IL QUADRO DI RIFERIMENTO NAZIONALE
In Italia il tema è affrontato attraverso linee di indirizzo nazionali per la prevenzione del comportamento suicidario, elaborate con il contributo dell'Istituto Superiore di Sanità e del Ministero della Salute. Forniscono agli operatori dei servizi sanitari, socio-sanitari e sociali un quadro comune di riferimento, utile per il riconoscimento precoce del rischio, e per l'attivazione tempestiva della rete di aiuto. Queste indicazioni insistono su un concetto centrale: il comportamento suicidario è quasi sempre preceduto da segnali osservabili, e riconoscerli in tempo può fare la differenza.
I FATTORI DI RISCHIO DA CONOSCERE
Alcune condizioni aumentano la probabilità di un comportamento suicidario, senza che la loro presenza equivalga a una certezza: una storia di precedenti tentativi, una diagnosi psichiatrica non adeguatamente trattata, una perdita recente e significativa, come un lutto o una diagnosi di malattia grave, l'isolamento sociale e la mancanza di una rete di supporto, l'abuso di alcol o sostanze, il dolore cronico non controllato, e, nella persona anziana, la perdita dell'autonomia funzionale vissuta come perdita di senso.
I SEGNALI DI ALLARME CHE L'OSS PUÒ OSSERVARE
Nella vicinanza quotidiana con la persona assistita, l'OSS può cogliere per primo alcuni segnali: espressioni verbali di disperazione o di inutilità della propria vita, un ritiro improvviso dalle relazioni e dalle attività abituali, un cambiamento marcato dell'umore o del comportamento, il regalare o il mettere ordine tra i propri effetti personali senza una ragione apparente, un'insolita calma o serenità dopo un periodo di forte sofferenza, che in alcuni casi può indicare che la persona ha maturato una decisione. Nessuno di questi segnali, isolatamente, permette una diagnosi, ma la loro comparsa richiede sempre attenzione e segnalazione.
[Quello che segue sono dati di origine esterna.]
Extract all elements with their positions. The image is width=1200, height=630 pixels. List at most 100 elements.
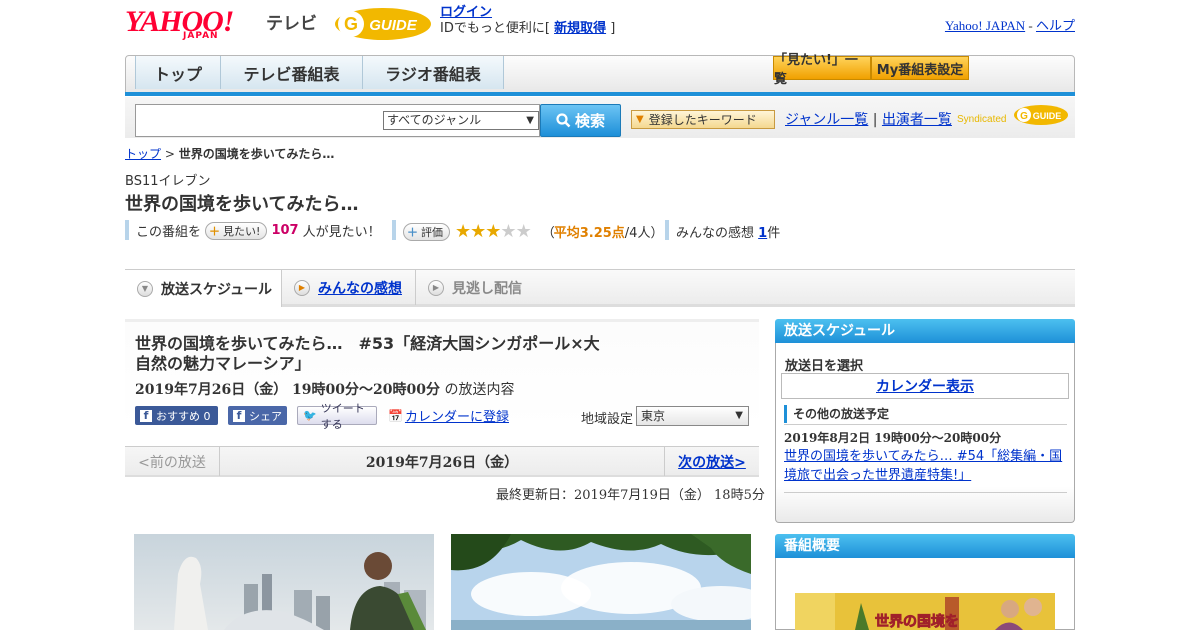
eval-button[interactable]: ＋評価 [403, 222, 450, 241]
login-subtext: IDでもっと便利に[ [440, 21, 550, 36]
star-filled-icon: ★ [455, 221, 471, 242]
want-button[interactable]: ＋見たい! [205, 221, 268, 240]
page-title: 世界の国境を歩いてみたら… [125, 194, 359, 215]
watchlist-button[interactable]: 「見たい!」一覧 [773, 53, 871, 87]
next-schedule-item[interactable]: 世界の国境を歩いてみたら… #54「総集編・国境旅で出会った世界遺産特集!」 [784, 447, 1069, 485]
star-filled-icon: ★ [470, 221, 486, 242]
calendar-display-button[interactable]: カレンダー表示 [781, 373, 1069, 399]
next-broadcast[interactable]: 次の放送> [664, 447, 759, 476]
tv-label: テレビ [266, 14, 317, 34]
station-name: BS11イレブン [125, 174, 211, 189]
chevron-right-icon: ▶ [428, 279, 444, 296]
tab-schedule-label: 放送スケジュール [161, 281, 273, 298]
main-nav: トップ テレビ番組表 ラジオ番組表 「見たい!」一覧 My番組表設定 [125, 53, 1075, 93]
facebook-share-label: シェア [249, 409, 282, 423]
calendar-add-icon: 📅 [388, 408, 403, 423]
tab-reviews-label: みんなの感想 [318, 280, 402, 297]
yahoo-japan-link[interactable]: Yahoo! JAPAN [945, 18, 1025, 33]
star-empty-icon: ★ [515, 221, 532, 242]
want-suffix: 人が見たい！ [302, 225, 381, 240]
chevron-down-icon: ▼ [137, 280, 153, 297]
nav-tab-top[interactable]: トップ [135, 56, 221, 89]
facebook-recommend-button[interactable]: f おすすめ 0 [135, 406, 218, 425]
facebook-share-button[interactable]: f シェア [228, 406, 287, 425]
sidebar-overview: 世界の国境を [775, 558, 1075, 630]
tab-reviews[interactable]: ▶ みんなの感想 [282, 270, 416, 305]
facebook-recommend-label: おすすめ 0 [156, 409, 211, 423]
share-row: f おすすめ 0 f シェア 🐦 ツイートする 📅 カレンダーに登録 地域設定 … [135, 402, 760, 431]
sidebar-schedule-header: 放送スケジュール [775, 319, 1075, 343]
eval-section: ＋評価 ★★★★★ （平均3.25点/4人） [403, 221, 663, 242]
reviews-unit: 件 [767, 226, 781, 241]
registered-keywords-button[interactable]: ▼ 登録したキーワード [631, 110, 775, 129]
syndicated-gguide-logo-icon: Syndicated G GUIDE [957, 105, 1068, 125]
search-button[interactable]: 検索 [540, 104, 621, 137]
twitter-bird-icon: 🐦 [303, 409, 317, 422]
episode-datetime-value: 2019年7月26日（金） 19時00分～20時00分 [135, 382, 440, 398]
program-banner-image: 世界の国境を [795, 593, 1055, 630]
nav-tab-radio[interactable]: ラジオ番組表 [363, 56, 504, 89]
sidebar-schedule: 放送日を選択 カレンダー表示 その他の放送予定 2019年8月2日 19時00分… [775, 343, 1075, 523]
star-filled-icon: ★ [485, 221, 501, 242]
rating-row: この番組を ＋見たい! 107 人が見たい！ ＋評価 ★★★★★ （平均3.25点… [125, 220, 1075, 242]
help-link[interactable]: ヘルプ [1036, 18, 1075, 33]
broadcast-pager: <前の放送 2019年7月26日（金） 次の放送> [125, 446, 759, 477]
tab-missed[interactable]: ▶ 見逃し配信 [416, 270, 546, 305]
svg-text:GUIDE: GUIDE [1033, 111, 1062, 121]
header-sep: - [1028, 18, 1033, 33]
performers-list-link[interactable]: 出演者一覧 [882, 112, 952, 128]
last-updated: 最終更新日：2019年7月19日（金） 18時5分 [496, 488, 765, 503]
next-broadcast-link[interactable]: 次の放送> [678, 452, 746, 472]
tab-schedule[interactable]: ▼ 放送スケジュール [125, 270, 282, 307]
divider-bar [392, 220, 396, 240]
tweet-button[interactable]: 🐦 ツイートする [297, 402, 377, 431]
next-schedule-datetime: 2019年8月2日 19時00分～20時00分 [784, 431, 1002, 445]
search-button-label: 検索 [574, 112, 605, 130]
episode-datetime: 2019年7月26日（金） 19時00分～20時00分 の放送内容 [135, 379, 514, 399]
episode-photo-1 [134, 534, 434, 630]
facebook-icon: f [140, 409, 152, 422]
avg-score: 平均3.25点 [553, 226, 625, 241]
calendar-register-link[interactable]: カレンダーに登録 [405, 406, 509, 425]
calendar-display-link[interactable]: カレンダー表示 [876, 376, 974, 396]
calendar-register[interactable]: 📅 カレンダーに登録 [388, 406, 509, 426]
my-settings-button[interactable]: My番組表設定 [871, 56, 969, 80]
gguide-text: GUIDE [369, 17, 418, 34]
dropdown-arrow-icon: ▼ [526, 115, 534, 126]
episode-title-line1: 世界の国境を歩いてみたら… #53「経済大国シンガポール×大 [135, 334, 600, 353]
breadcrumb-top-link[interactable]: トップ [125, 147, 161, 161]
search-icon [556, 113, 571, 128]
avg-people: /4人） [624, 226, 664, 241]
region-select[interactable]: 東京 ▼ [636, 406, 749, 426]
svg-text:G: G [344, 14, 358, 34]
search-links: ジャンル一覧 | 出演者一覧 [785, 109, 952, 129]
search-links-divider: | [872, 112, 878, 128]
genre-list-link[interactable]: ジャンル一覧 [785, 112, 868, 128]
eval-button-label: 評価 [421, 225, 443, 239]
nav-tab-tv[interactable]: テレビ番組表 [221, 56, 363, 89]
episode-title: 世界の国境を歩いてみたら… #53「経済大国シンガポール×大 自然の魅力マレーシ… [135, 334, 605, 374]
gguide-logo-icon[interactable]: G GUIDE [333, 5, 433, 43]
region-label: 地域設定 [581, 412, 634, 427]
search-row: すべてのジャンル ▼ 検索 ▼ 登録したキーワード ジャンル一覧 | 出演者一覧… [125, 97, 1075, 138]
star-rating: ★★★★★ [455, 221, 532, 242]
pager-date: 2019年7月26日（金） [365, 454, 519, 471]
plus-icon: ＋ [209, 224, 221, 238]
syndicated-text: Syndicated [957, 114, 1006, 125]
divider-bar [665, 220, 669, 240]
login-subtext-end: ] [610, 21, 616, 36]
triangle-down-icon: ▼ [636, 114, 644, 125]
signup-link[interactable]: 新規取得 [554, 21, 606, 36]
want-button-label: 見たい! [223, 224, 261, 238]
registered-keywords-label: 登録したキーワード [648, 113, 757, 127]
want-prefix: この番組を [136, 225, 202, 240]
reviews-count-link[interactable]: 1 [758, 226, 767, 241]
next-schedule-title-link[interactable]: 世界の国境を歩いてみたら… #54「総集編・国境旅で出会った世界遺産特集!」 [784, 449, 1062, 483]
genre-select[interactable]: すべてのジャンル ▼ [383, 111, 539, 130]
prev-broadcast[interactable]: <前の放送 [125, 447, 220, 476]
login-link[interactable]: ログイン [440, 5, 492, 20]
dropdown-arrow-icon: ▼ [735, 410, 743, 421]
star-empty-icon: ★ [500, 221, 516, 242]
chevron-right-icon: ▶ [294, 279, 310, 296]
region-select-value: 東京 [641, 409, 666, 423]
COSA FARE: IL COMPORTAMENTO CORRETTO DELL'OSS
Davanti a un segnale di allarme, o a un'esplicita comunicazione di intenti autolesivi da parte della persona assistita, l'OSS ha alcuni compiti precisi. Il primo è non lasciare mai sola la persona in quel momento, mantenendo una presenza calma e non giudicante. Il secondo è ascoltare senza minimizzare né drammatizzare, senza promettere una segretezza che non può essere mantenuta: quanto riferito va sempre comunicato all'équipe sanitaria. Il terzo è allertare tempestivamente l'infermiere o il medico di riferimento, che attiverà la valutazione specialistica necessaria, non affrontando mai da solo la situazione. L'OSS non discute con la persona sulla legittimità della sua sofferenza, non la giudica, e non cerca di gestire la crisi con proprie iniziative improvvisate.
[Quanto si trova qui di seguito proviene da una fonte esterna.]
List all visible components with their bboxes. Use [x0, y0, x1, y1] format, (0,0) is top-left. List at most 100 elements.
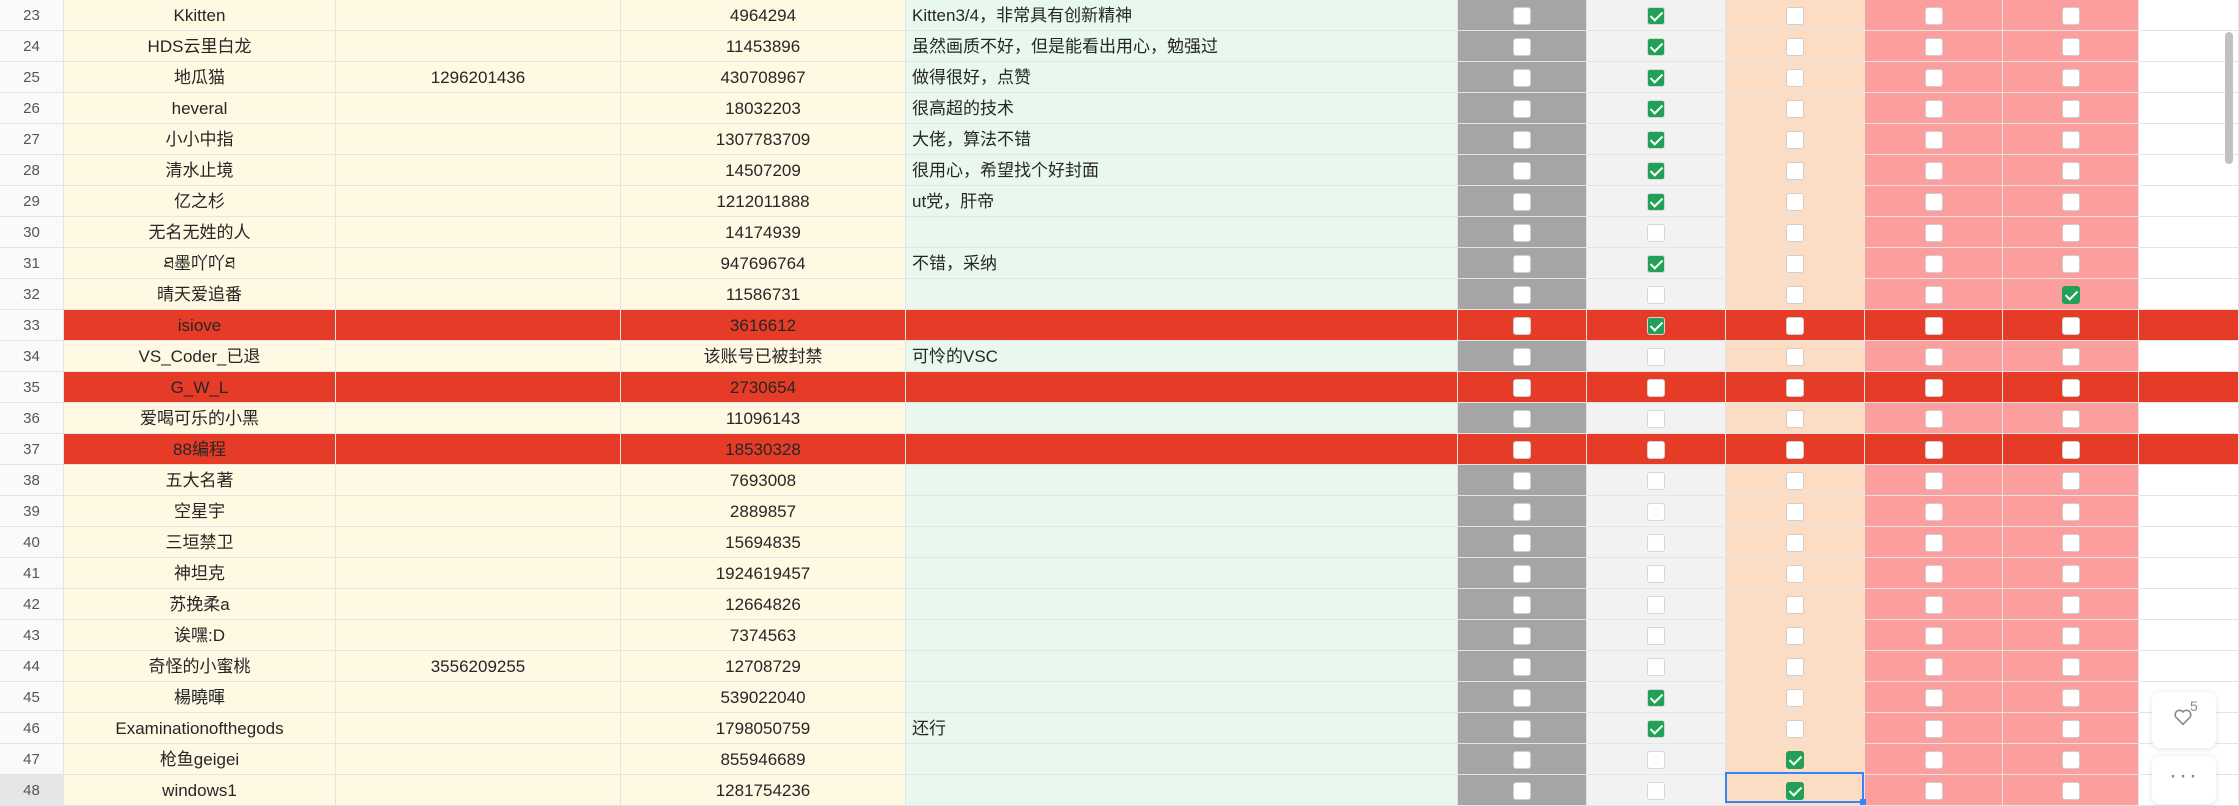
- checkbox-cell-3[interactable]: [1726, 310, 1865, 341]
- uid-cell[interactable]: 11586731: [621, 279, 906, 310]
- checkbox-cell-5[interactable]: [2003, 744, 2139, 775]
- checkbox-icon[interactable]: [1513, 379, 1531, 397]
- qq-cell[interactable]: [336, 93, 621, 124]
- checkbox-icon[interactable]: [1647, 596, 1665, 614]
- checkbox-cell-1[interactable]: [1458, 682, 1587, 713]
- checkbox-cell-2[interactable]: [1587, 372, 1726, 403]
- checkbox-icon[interactable]: [1924, 472, 1943, 490]
- checkbox-icon[interactable]: [1513, 193, 1531, 211]
- checkbox-cell-5[interactable]: [2003, 403, 2139, 434]
- checkbox-cell-3[interactable]: [1726, 93, 1865, 124]
- checkbox-cell-2[interactable]: [1587, 93, 1726, 124]
- comment-cell[interactable]: 虽然画质不好，但是能看出用心，勉强过: [906, 31, 1458, 62]
- checkbox-cell-1[interactable]: [1458, 341, 1587, 372]
- empty-cell[interactable]: [2139, 217, 2239, 248]
- qq-cell[interactable]: [336, 217, 621, 248]
- checkbox-cell-5[interactable]: [2003, 310, 2139, 341]
- comment-cell[interactable]: [906, 527, 1458, 558]
- uid-cell[interactable]: 15694835: [621, 527, 906, 558]
- checkbox-cell-2[interactable]: [1587, 341, 1726, 372]
- checkbox-cell-1[interactable]: [1458, 372, 1587, 403]
- checkbox-icon[interactable]: [1786, 441, 1804, 459]
- checkbox-icon[interactable]: [1924, 627, 1943, 645]
- checkbox-icon[interactable]: [1647, 286, 1665, 304]
- checkbox-icon[interactable]: [1786, 38, 1804, 56]
- checkbox-icon[interactable]: [1513, 348, 1531, 366]
- checkbox-icon[interactable]: [1786, 100, 1804, 118]
- checkbox-cell-3[interactable]: [1726, 372, 1865, 403]
- checkbox-icon[interactable]: [1513, 162, 1531, 180]
- checkbox-cell-3[interactable]: [1726, 775, 1865, 806]
- comment-cell[interactable]: [906, 496, 1458, 527]
- checkbox-icon[interactable]: [2061, 751, 2080, 769]
- checkbox-icon[interactable]: [1513, 782, 1531, 800]
- checkbox-icon[interactable]: [1513, 410, 1531, 428]
- like-button[interactable]: 5: [2152, 692, 2216, 748]
- checkbox-cell-5[interactable]: [2003, 682, 2139, 713]
- checkbox-cell-5[interactable]: [2003, 248, 2139, 279]
- empty-cell[interactable]: [2139, 310, 2239, 341]
- checkbox-icon[interactable]: [1513, 69, 1531, 87]
- checkbox-icon[interactable]: [1513, 100, 1531, 118]
- name-cell[interactable]: 晴天爱追番: [64, 279, 336, 310]
- checkbox-checked-icon[interactable]: [1647, 69, 1665, 87]
- checkbox-cell-4[interactable]: [1865, 155, 2003, 186]
- checkbox-cell-4[interactable]: [1865, 186, 2003, 217]
- checkbox-cell-5[interactable]: [2003, 155, 2139, 186]
- uid-cell[interactable]: 539022040: [621, 682, 906, 713]
- checkbox-cell-5[interactable]: [2003, 62, 2139, 93]
- name-cell[interactable]: HDS云里白龙: [64, 31, 336, 62]
- checkbox-icon[interactable]: [2061, 627, 2080, 645]
- checkbox-cell-3[interactable]: [1726, 589, 1865, 620]
- checkbox-cell-3[interactable]: [1726, 527, 1865, 558]
- qq-cell[interactable]: [336, 0, 621, 31]
- checkbox-cell-2[interactable]: [1587, 527, 1726, 558]
- checkbox-icon[interactable]: [1924, 410, 1943, 428]
- checkbox-icon[interactable]: [1924, 596, 1943, 614]
- checkbox-cell-2[interactable]: [1587, 62, 1726, 93]
- checkbox-icon[interactable]: [1786, 317, 1804, 335]
- checkbox-cell-3[interactable]: [1726, 434, 1865, 465]
- checkbox-cell-1[interactable]: [1458, 775, 1587, 806]
- checkbox-icon[interactable]: [2061, 317, 2080, 335]
- checkbox-cell-4[interactable]: [1865, 248, 2003, 279]
- checkbox-icon[interactable]: [2061, 69, 2080, 87]
- checkbox-cell-5[interactable]: [2003, 93, 2139, 124]
- checkbox-cell-4[interactable]: [1865, 403, 2003, 434]
- name-cell[interactable]: isiove: [64, 310, 336, 341]
- checkbox-cell-1[interactable]: [1458, 558, 1587, 589]
- checkbox-cell-5[interactable]: [2003, 372, 2139, 403]
- checkbox-cell-2[interactable]: [1587, 186, 1726, 217]
- empty-cell[interactable]: [2139, 0, 2239, 31]
- checkbox-icon[interactable]: [1924, 7, 1943, 25]
- checkbox-cell-5[interactable]: [2003, 465, 2139, 496]
- checkbox-cell-1[interactable]: [1458, 155, 1587, 186]
- comment-cell[interactable]: [906, 434, 1458, 465]
- checkbox-checked-icon[interactable]: [1647, 193, 1665, 211]
- checkbox-icon[interactable]: [2061, 410, 2080, 428]
- empty-cell[interactable]: [2139, 589, 2239, 620]
- checkbox-cell-2[interactable]: [1587, 434, 1726, 465]
- empty-cell[interactable]: [2139, 31, 2239, 62]
- checkbox-cell-4[interactable]: [1865, 775, 2003, 806]
- checkbox-cell-3[interactable]: [1726, 744, 1865, 775]
- checkbox-icon[interactable]: [1513, 751, 1531, 769]
- uid-cell[interactable]: 18530328: [621, 434, 906, 465]
- checkbox-cell-1[interactable]: [1458, 217, 1587, 248]
- checkbox-icon[interactable]: [1786, 286, 1804, 304]
- qq-cell[interactable]: [336, 682, 621, 713]
- checkbox-icon[interactable]: [1786, 534, 1804, 552]
- checkbox-cell-2[interactable]: [1587, 31, 1726, 62]
- empty-cell[interactable]: [2139, 155, 2239, 186]
- checkbox-cell-3[interactable]: [1726, 279, 1865, 310]
- empty-cell[interactable]: [2139, 341, 2239, 372]
- checkbox-cell-5[interactable]: [2003, 775, 2139, 806]
- checkbox-cell-3[interactable]: [1726, 0, 1865, 31]
- checkbox-cell-3[interactable]: [1726, 62, 1865, 93]
- name-cell[interactable]: 神坦克: [64, 558, 336, 589]
- name-cell[interactable]: Kkitten: [64, 0, 336, 31]
- checkbox-cell-3[interactable]: [1726, 217, 1865, 248]
- checkbox-cell-4[interactable]: [1865, 62, 2003, 93]
- uid-cell[interactable]: 1307783709: [621, 124, 906, 155]
- empty-cell[interactable]: [2139, 620, 2239, 651]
LA SICUREZZA DELL'AMBIENTE
Nelle strutture residenziali e nei contesti di maggiore fragilità, la prevenzione passa anche da un'attenzione organizzativa alla sicurezza degli ambienti, secondo i protocolli specifici della struttura: la verifica che farmaci e altri materiali potenzialmente pericolosi restino sempre custoditi e non accessibili incustoditi, e un livello di sorveglianza adeguato al livello di rischio individuato dall'équipe per quella specifica persona.
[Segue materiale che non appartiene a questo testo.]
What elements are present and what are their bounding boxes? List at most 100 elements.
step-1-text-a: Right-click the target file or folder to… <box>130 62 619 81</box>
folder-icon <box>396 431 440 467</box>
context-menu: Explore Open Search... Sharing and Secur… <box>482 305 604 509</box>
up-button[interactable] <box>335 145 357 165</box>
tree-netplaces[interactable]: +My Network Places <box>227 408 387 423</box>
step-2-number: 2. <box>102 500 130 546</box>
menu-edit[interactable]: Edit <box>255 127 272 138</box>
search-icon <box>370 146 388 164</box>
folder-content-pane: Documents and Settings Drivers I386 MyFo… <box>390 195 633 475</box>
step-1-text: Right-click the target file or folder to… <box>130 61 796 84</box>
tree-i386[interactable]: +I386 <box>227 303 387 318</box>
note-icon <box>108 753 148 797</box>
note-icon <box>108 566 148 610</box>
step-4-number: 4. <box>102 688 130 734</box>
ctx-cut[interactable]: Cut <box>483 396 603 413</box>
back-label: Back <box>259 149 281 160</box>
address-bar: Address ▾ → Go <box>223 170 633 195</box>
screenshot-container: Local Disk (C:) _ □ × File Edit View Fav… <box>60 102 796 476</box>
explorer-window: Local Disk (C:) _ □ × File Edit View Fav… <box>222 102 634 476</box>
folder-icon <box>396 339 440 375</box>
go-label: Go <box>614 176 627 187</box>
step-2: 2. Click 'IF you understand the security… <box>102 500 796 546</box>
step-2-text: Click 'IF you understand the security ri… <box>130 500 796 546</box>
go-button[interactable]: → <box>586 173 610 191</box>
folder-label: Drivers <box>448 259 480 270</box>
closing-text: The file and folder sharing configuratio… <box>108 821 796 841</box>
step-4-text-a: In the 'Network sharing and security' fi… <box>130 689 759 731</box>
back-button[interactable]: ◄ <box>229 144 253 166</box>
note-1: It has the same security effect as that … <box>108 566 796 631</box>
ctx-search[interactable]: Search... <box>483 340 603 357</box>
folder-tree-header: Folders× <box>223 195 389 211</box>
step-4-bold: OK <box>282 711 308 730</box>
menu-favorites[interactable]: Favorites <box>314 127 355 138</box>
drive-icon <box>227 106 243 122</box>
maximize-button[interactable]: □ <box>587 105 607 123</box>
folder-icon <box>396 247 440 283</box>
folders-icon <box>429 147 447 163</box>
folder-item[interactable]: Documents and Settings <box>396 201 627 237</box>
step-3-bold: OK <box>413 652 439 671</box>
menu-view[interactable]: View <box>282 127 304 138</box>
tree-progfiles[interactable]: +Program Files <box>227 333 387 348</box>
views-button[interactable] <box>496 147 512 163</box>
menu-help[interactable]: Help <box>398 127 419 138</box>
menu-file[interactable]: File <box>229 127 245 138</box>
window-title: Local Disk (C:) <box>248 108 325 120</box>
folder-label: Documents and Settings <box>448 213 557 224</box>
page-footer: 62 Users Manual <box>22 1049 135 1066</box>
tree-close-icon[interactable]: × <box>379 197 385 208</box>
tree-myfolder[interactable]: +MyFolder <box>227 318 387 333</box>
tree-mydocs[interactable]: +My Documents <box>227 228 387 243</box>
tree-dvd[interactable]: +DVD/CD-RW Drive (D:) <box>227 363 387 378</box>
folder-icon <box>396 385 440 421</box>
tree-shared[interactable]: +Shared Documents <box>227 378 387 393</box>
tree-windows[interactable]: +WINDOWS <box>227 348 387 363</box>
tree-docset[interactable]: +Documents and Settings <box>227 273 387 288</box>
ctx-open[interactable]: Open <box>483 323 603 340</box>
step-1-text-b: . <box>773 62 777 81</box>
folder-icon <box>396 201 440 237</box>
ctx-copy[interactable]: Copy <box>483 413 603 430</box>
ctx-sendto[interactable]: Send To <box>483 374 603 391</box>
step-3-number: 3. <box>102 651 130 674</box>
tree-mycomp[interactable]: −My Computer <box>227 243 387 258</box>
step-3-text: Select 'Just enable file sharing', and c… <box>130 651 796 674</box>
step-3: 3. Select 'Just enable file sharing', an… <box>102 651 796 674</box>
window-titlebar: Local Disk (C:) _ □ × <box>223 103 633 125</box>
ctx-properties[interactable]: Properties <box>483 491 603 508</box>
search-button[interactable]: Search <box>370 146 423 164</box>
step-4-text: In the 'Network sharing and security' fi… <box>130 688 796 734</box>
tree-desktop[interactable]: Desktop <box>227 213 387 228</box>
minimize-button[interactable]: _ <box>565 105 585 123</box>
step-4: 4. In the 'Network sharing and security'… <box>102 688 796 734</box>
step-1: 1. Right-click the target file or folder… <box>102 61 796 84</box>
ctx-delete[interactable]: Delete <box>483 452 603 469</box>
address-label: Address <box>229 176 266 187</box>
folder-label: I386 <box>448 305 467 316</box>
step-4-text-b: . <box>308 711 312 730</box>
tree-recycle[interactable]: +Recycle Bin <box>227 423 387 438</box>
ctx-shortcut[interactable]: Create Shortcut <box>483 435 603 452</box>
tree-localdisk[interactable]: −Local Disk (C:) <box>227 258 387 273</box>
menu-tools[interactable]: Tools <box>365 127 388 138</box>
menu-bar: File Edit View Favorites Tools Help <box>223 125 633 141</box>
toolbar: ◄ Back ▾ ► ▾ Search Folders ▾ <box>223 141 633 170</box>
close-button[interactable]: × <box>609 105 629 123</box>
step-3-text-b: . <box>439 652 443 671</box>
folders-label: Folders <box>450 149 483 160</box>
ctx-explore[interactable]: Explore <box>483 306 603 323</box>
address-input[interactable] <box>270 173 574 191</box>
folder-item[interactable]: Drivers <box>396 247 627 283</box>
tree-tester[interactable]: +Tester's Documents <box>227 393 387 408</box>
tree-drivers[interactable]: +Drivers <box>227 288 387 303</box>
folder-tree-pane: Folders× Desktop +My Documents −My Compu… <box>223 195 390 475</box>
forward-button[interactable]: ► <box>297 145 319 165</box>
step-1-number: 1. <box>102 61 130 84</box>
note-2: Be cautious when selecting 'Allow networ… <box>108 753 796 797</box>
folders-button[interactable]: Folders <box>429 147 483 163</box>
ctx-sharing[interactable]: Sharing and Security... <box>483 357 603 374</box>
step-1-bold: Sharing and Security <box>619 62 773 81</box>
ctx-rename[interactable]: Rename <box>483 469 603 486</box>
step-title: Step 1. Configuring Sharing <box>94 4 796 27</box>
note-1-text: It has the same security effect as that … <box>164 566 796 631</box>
IL SUPPORTO ALL'OPERATORE STESSO
Affrontare una situazione di rischio suicidario è emotivamente impegnativo anche per l'operatore. Le organizzazioni sanitarie prevedono, per questo, momenti di confronto in équipe dopo un evento critico, ed è importante che l'OSS non affronti da solo il peso emotivo di queste esperienze, ma ne parli con i colleghi e con i professionisti di riferimento.